Many commenters argued that a TikTok was an incredibly public way to find out that your bridesmaids harbour such negative thoughts about you, and others pointed out that Kotzur herself said that if she knew her bridesmaids felt that way about her, she would “throw herself into traffic,” asking if that was how she wanted to make the bride feel by sharing this information publicly.
For better or worse, talking shit is a time honoured tradition; pretending otherwise doesn’t help anyone. The degree to which these bridesmaids were talking shit was undoubtedly extreme, and their words unkind - but does it need to become the internet’s problem?
I’m reminded of the article I wrote earlier this year after the internet doxxed two girls who were accused of bullying another in the background of her video. The girls eventually talked things out in person, which is how the situation should have been handled from the beginning (Kotzur, for her part, did not say anything to the women talking shit at the next table). Instead, online vigilantes attempted to find the addresses and workplaces of the two young women because they were so outraged on a stranger’s behalf. While empathising with the poster’s pain is fine, doxxing people and trying to ruin their lives is not (it’s troubling that this apparently needs to be said).
While the bitchy bridesmaids haven’t been doxxed, and the bride has not taken to TikTok to identify herself (that I’ve seen), all of this feels like yet another example of the ways we willingly surveil one another. If people aren’t having their conversations shared with the entire internet, they’re being recorded and used for content whether they like it or not. One woman who appeared in a TikTok that received over 57 million views told Australia’s ABC News that she felt dehumanised by the ordeal, despite the fact that the creator’s intent was to “spread love and compassion” - his compassion for people who don’t want to appear in his videos is apparently non-existent.

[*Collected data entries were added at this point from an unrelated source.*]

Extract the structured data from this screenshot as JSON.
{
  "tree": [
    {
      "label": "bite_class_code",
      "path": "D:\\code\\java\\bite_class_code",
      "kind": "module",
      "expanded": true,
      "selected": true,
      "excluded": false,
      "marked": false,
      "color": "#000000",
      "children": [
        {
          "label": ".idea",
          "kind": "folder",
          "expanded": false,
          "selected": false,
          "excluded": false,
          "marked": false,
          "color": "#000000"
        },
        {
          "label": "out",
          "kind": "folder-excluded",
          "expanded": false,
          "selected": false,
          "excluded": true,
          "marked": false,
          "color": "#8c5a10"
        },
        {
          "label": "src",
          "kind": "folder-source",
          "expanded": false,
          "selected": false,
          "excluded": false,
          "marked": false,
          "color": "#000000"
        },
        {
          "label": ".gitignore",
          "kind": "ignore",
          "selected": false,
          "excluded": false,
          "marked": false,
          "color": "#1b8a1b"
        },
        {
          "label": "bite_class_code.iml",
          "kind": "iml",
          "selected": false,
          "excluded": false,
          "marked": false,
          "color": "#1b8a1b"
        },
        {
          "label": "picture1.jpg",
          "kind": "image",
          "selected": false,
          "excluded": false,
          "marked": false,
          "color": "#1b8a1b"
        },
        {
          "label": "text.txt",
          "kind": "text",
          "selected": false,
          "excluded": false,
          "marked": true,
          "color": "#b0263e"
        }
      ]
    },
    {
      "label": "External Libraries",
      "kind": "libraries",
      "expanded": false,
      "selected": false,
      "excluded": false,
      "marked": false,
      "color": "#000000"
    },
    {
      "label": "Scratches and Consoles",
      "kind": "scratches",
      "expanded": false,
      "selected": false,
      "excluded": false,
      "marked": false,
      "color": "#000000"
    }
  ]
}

Every single day, I see videos on TikTok of people being unknowingly filmed, for everything from street fashion accounts to bizarre videos where users record old people who dare to exist in public on their own because they must be lonely and thus deserving of pity. While in many jurisdictions around the world, recording people in public is perfectly legal, that doesn’t mean it isn’t worth discussing the ways many people appear to be doing the work of the surveillance state for it.
I realise that for someone who writes about the internet, what I’m about to say will sound ridiculous, but I’m going to do it anyway: not everything needs to be on the internet, and indeed, not everyone wants to be on the internet, whether it’s their image or their private conversations.
People can have very real reasons for not wanting to appear online without their knowledge or consent (avoiding an abusive ex partner, for example) but even without those reasons, respecting people’s privacy should be enough of a reason to abstain from broadcasting other people’s lives all over the world wide web.
While my friend Matilda made a good point about checking your surroundings before talking about someone in public, doing so will no longer matter if there’s “some girl behind me with a slicked-back bun videotaping and praying on my downfall.” In this age of increased surveillance, your conversations are seemingly no longer your own - they’re simply more fodder for content creators to use for their own ends.